You are now ready to use Farad!

Software Organization

The layout for the directory tree is outlined below. The project will have separate directories for performing tests (actionable by the pytest library). The copyright license used will be the permissive MIT License 2.0. Documentation will be created using Sphinx and hosted externally on Read The Docs. A folder or applications will exist to demonstrate several example use cases of the library in action. Source files for the forward and reverse mode functions will be placed under the autodiff folder. A requirements.txt file and setup.py file will be present to allow the package to be distributed via PyPI and for easy user setup of the package.

farad_pkg
├── LICENSE
├── README.md
├── docs
│   ├── sphinx_docs
│   └── design documents
├── requirements.txt
├── .travis.yml
├── .readthedocs.yml
├── .codecov.yml
├── .gitignore
├── setup.py
├── setup.cfg
├── farad
│   ├── __init__.py
│   └── dual.py
│   └── elem.py
│   └── driver.py
│   └── rnode.py
├── tests
│   ├── __init__.py
│   └── test_dual.py
│   └── test_elem.py
│   └── test_driver.py
│   └── test_rnode.py
└── examples
    └── root-finding.py

The main module for this library will be farad, which contains all of the callable submodules used for automatic differentiation. Three other modules (directories) will also be created, (1) docs, containing documentation and milestone information for the project, (2) applications, containing several use case examples of the farad library, and (3) tests, containing unit tests for farad submodules.

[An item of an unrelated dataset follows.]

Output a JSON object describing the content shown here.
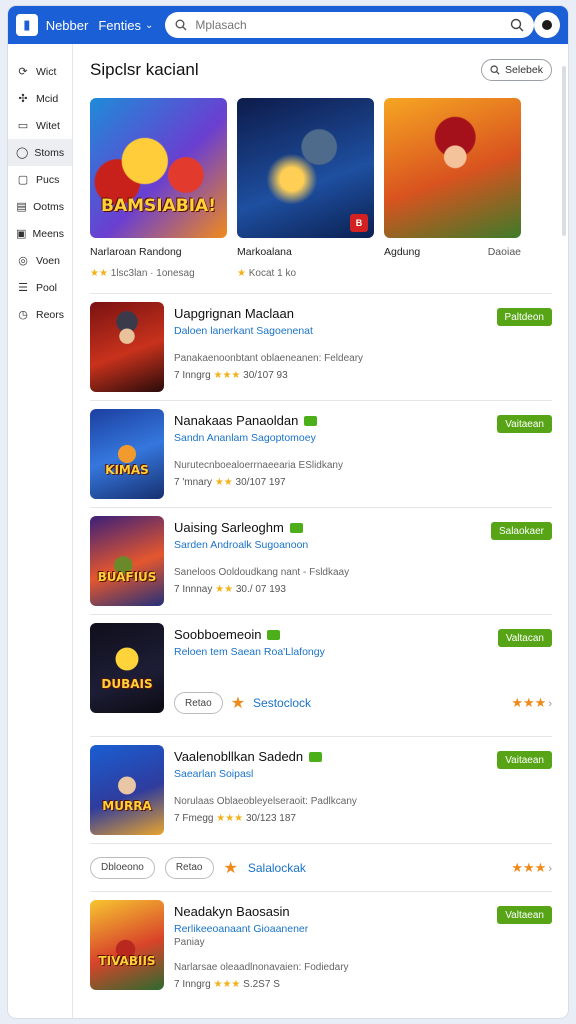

The package will be augmented by continuous integration, implemented via TravisCI. Travis performs automated testing of submodules upon changes to source code. In addition, CodeCov will be used for performing coverage assessment of packaged code.

The package will be distributed via PyPI in the format outlined in the above-mentioned directory tree. The only anticipated package dependency will be numpy in order to reduce reliance on external libraries and reduce the complexity of the code base. Additional dependencies will be used during testing and packaging.

Implementation details for forward mode

Our plan on implementing forward mode AD is as follows.

Core data structures

  • Dual number, vectors, or tensors, including the value and derivatives.

  • Since dual numbers cannot be used to implement reverse mode AD, an alternative method will be used.

Classes to use

First, we have a dual number class. This class can be instantialized by scalar or vectors. To deal with the case of function with vector input, e.g. \(f(x_1,x_2,x_3,...,x_n)\), we have been implementing our dual number class to include derivatives with respect to all input dimensions (from \(x_1\) to \(x_n\)) in the derivative attribute of our dual number object. That is, for a farad object \(y\), we have \(y_{der} = [\frac{dy}{dx_1}, \frac{dy}{dx_2},..., \frac{dy}{dx_n}]\).

Then, we also have driver class called AutoDiff. This class can be instantialized by user-defined function. In this class, we have valuesue method to return the value of the function, and we have forward method to return the derivative using the forward mode. Currently this driver class can only deal with scalar function input. For vector functions, e.g. \(g(x) = [f_1(x), f_2(x), f_3(x)]\), we also implement this class so that the forward method can return a Jacobian matrix.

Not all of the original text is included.